Inspector Pekkala felt a drop of sweat moving slowly down his neck. It meandered along the trench of his spine, pausing at the knot of each vertebra before continuing its journey. The passage of that droplet filled Pekkala’s mind, until he could focus on nothing else. He shrank away from it inside his coat, as if, by some contortion of his body, he might separate his flesh from any contact with his clothes.

Pekkala was a tall, broad-shouldered man. His dark hair, greying at the temples, was swept straight back upon his head. His eyes, a deep, shadowy brown, contained a peculiar silveriness, which people only noticed when he was looking straight at them.

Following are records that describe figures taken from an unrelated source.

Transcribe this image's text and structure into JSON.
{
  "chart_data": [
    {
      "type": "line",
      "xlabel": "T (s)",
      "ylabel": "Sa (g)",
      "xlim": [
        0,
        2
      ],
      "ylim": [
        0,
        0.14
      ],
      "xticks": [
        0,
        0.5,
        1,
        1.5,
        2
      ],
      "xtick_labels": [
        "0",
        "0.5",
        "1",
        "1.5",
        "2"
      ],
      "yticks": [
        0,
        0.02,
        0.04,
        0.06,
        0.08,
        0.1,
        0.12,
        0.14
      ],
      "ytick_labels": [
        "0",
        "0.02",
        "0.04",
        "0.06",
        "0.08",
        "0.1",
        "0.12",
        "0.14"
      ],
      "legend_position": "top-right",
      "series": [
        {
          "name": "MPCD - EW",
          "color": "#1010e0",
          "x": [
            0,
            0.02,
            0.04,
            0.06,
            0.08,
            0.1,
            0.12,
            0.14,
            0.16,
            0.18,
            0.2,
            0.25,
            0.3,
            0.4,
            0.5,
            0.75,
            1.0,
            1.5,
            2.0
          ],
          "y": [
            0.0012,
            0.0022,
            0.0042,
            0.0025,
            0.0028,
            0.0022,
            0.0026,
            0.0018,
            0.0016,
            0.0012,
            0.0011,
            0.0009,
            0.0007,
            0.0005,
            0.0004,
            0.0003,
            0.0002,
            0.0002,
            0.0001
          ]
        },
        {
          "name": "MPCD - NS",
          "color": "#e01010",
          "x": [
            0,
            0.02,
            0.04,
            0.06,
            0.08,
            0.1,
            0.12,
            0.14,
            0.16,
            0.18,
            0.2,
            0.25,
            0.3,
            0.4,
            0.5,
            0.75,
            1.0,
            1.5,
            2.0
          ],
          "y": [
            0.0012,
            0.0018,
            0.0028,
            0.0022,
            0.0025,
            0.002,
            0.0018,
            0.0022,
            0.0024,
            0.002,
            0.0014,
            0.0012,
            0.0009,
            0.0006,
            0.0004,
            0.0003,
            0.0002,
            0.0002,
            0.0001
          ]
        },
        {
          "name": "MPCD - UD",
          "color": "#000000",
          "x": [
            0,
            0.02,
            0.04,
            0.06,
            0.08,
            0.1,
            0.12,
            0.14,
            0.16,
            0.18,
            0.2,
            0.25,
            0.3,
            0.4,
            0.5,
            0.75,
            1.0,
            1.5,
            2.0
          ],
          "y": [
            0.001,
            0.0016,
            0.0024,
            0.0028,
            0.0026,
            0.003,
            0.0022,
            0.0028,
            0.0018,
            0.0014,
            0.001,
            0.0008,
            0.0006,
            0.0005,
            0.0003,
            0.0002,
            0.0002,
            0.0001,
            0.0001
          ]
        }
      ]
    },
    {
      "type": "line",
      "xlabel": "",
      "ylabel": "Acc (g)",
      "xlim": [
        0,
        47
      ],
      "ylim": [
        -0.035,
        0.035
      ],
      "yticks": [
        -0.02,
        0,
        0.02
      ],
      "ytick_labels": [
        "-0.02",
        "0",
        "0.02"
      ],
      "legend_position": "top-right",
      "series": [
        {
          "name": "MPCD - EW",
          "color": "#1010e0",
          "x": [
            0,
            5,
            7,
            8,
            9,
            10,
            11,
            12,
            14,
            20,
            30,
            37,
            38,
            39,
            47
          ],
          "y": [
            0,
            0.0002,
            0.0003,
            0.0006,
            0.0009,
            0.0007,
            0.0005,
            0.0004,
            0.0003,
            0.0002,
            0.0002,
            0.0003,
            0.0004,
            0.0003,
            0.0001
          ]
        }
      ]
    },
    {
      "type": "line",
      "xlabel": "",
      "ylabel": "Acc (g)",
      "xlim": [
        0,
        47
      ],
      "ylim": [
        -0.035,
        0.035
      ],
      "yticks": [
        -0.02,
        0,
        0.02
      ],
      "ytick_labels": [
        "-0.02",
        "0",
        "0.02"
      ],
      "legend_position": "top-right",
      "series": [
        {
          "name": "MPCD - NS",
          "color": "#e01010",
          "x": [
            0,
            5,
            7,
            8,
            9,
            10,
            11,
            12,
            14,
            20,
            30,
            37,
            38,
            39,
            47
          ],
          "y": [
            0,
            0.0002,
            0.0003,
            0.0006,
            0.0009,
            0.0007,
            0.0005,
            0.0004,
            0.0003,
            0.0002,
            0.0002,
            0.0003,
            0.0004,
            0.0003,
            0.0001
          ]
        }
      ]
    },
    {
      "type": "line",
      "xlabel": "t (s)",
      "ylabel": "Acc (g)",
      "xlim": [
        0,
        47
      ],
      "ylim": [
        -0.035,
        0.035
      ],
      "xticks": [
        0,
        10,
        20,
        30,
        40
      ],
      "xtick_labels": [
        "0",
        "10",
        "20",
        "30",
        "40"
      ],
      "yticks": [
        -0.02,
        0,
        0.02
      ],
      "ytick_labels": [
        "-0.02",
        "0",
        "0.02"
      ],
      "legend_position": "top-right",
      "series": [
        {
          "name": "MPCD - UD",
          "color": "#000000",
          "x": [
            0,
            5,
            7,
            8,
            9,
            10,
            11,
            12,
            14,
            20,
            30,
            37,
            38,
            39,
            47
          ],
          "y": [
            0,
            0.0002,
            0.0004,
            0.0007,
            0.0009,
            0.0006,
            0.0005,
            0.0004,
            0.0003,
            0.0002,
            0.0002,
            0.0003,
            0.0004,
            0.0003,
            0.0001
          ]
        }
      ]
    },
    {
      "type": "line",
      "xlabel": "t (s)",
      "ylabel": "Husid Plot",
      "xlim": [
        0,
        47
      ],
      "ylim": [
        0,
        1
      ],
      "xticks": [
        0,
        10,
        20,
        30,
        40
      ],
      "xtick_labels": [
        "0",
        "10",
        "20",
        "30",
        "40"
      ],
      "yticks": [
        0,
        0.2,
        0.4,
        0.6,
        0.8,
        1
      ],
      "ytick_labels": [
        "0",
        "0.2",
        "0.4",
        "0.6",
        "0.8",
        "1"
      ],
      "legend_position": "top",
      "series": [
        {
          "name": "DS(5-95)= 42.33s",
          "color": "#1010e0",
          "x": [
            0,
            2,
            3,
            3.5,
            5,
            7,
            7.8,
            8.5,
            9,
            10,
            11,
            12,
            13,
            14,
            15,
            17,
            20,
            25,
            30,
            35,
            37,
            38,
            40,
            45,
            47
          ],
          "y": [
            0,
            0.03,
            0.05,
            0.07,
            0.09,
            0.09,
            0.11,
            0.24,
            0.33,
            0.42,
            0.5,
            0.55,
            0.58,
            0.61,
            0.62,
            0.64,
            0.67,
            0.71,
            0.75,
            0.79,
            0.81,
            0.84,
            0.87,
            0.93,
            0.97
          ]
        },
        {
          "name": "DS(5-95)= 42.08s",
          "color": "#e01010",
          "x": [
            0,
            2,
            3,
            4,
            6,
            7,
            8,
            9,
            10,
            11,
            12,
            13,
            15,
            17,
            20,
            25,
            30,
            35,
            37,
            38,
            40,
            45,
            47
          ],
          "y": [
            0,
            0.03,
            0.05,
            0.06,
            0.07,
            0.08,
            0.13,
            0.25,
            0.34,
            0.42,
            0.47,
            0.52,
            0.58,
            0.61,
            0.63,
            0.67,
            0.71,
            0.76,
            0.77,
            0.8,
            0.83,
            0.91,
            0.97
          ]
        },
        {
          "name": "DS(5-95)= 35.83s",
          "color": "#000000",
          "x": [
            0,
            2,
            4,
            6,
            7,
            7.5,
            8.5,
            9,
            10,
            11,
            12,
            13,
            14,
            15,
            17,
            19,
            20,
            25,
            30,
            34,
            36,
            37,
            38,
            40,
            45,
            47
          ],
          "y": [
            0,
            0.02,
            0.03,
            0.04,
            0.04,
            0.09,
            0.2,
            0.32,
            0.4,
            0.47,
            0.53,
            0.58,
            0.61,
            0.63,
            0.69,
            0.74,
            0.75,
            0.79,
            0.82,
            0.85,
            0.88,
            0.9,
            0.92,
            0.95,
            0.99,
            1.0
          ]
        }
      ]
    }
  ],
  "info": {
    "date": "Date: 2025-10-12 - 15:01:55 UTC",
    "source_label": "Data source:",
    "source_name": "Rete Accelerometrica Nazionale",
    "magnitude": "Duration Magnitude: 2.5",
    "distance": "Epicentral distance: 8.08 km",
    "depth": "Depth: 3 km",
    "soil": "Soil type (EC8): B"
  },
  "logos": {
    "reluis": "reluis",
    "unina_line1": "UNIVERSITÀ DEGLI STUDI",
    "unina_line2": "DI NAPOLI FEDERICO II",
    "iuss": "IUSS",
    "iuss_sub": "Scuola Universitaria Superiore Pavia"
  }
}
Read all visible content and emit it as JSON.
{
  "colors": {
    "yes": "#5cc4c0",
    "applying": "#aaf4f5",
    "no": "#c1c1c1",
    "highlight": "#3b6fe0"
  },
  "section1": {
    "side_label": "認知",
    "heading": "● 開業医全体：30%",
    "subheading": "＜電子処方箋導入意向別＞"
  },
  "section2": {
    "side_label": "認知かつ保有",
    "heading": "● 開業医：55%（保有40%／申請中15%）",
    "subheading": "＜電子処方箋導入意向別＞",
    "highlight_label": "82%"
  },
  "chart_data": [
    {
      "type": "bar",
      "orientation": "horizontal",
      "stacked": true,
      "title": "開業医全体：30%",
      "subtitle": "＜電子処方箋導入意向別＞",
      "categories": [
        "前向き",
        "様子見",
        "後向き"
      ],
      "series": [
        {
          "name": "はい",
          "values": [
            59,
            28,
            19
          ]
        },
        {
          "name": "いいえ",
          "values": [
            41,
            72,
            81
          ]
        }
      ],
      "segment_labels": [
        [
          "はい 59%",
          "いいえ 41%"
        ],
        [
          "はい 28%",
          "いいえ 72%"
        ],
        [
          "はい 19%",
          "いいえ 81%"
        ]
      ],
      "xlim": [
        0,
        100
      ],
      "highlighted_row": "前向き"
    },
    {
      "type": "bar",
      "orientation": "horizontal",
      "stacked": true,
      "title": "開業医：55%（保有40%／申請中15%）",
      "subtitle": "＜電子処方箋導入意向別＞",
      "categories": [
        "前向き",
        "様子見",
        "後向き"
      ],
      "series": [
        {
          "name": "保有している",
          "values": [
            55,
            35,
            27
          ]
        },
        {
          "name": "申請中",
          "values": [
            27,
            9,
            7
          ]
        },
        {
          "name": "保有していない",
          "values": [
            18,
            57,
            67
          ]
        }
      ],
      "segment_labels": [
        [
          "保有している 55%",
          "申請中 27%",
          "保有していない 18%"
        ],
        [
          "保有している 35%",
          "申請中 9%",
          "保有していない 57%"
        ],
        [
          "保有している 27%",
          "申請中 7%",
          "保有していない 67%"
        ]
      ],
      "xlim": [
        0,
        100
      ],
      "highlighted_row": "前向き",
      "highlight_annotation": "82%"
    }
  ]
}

The Great Hall of St George, in which he stood, was filled to capacity. Lining the walls, some in chairs but most of them having remained on their feet, was the entire Russian court, decked out in their formal tailcoats, starched white collars gripping at their throats. Among them waited representatives from all branches of the Russian military. Like exotic birds among the dreary black of politicians stood hussars in scarab-beetle-green tunics, generals of Artillery in strawberry red and men of the elite Chevalier Guard in close-fitting dove-grey uniforms. Present were admirals of the Tsar’s Navy, their midnight-blue tunics bisected by the white sashes of the Pacific Fleet at Vladivostok, the pale blue sashes of the Baltic Fleet and the red sashes of the Black Sea Flotilla. The silver-buttoned jackets worn by members of the State Police, known as the Gendarmerie, winked in bolts of sunlight which flooded into the room through the tall window frames, causing the bone-white walls to shimmer like the inside of an abalone shell. And there were a few, like Pekkala himself, who wore no uniform but that which they had chosen for themselves in carrying out their secret duties for the Tsar. These were the men of the Okhrana. They lived in the shadows of the Romanov Empire, hunting its enemies one by one through back alleys where the bomb builders, the contract killers, the anarchists, the poison makers and the forgers plied their trade. For the most deadly of these, the Tsar would always call upon Pekkala. No one else had earned such sacred trust.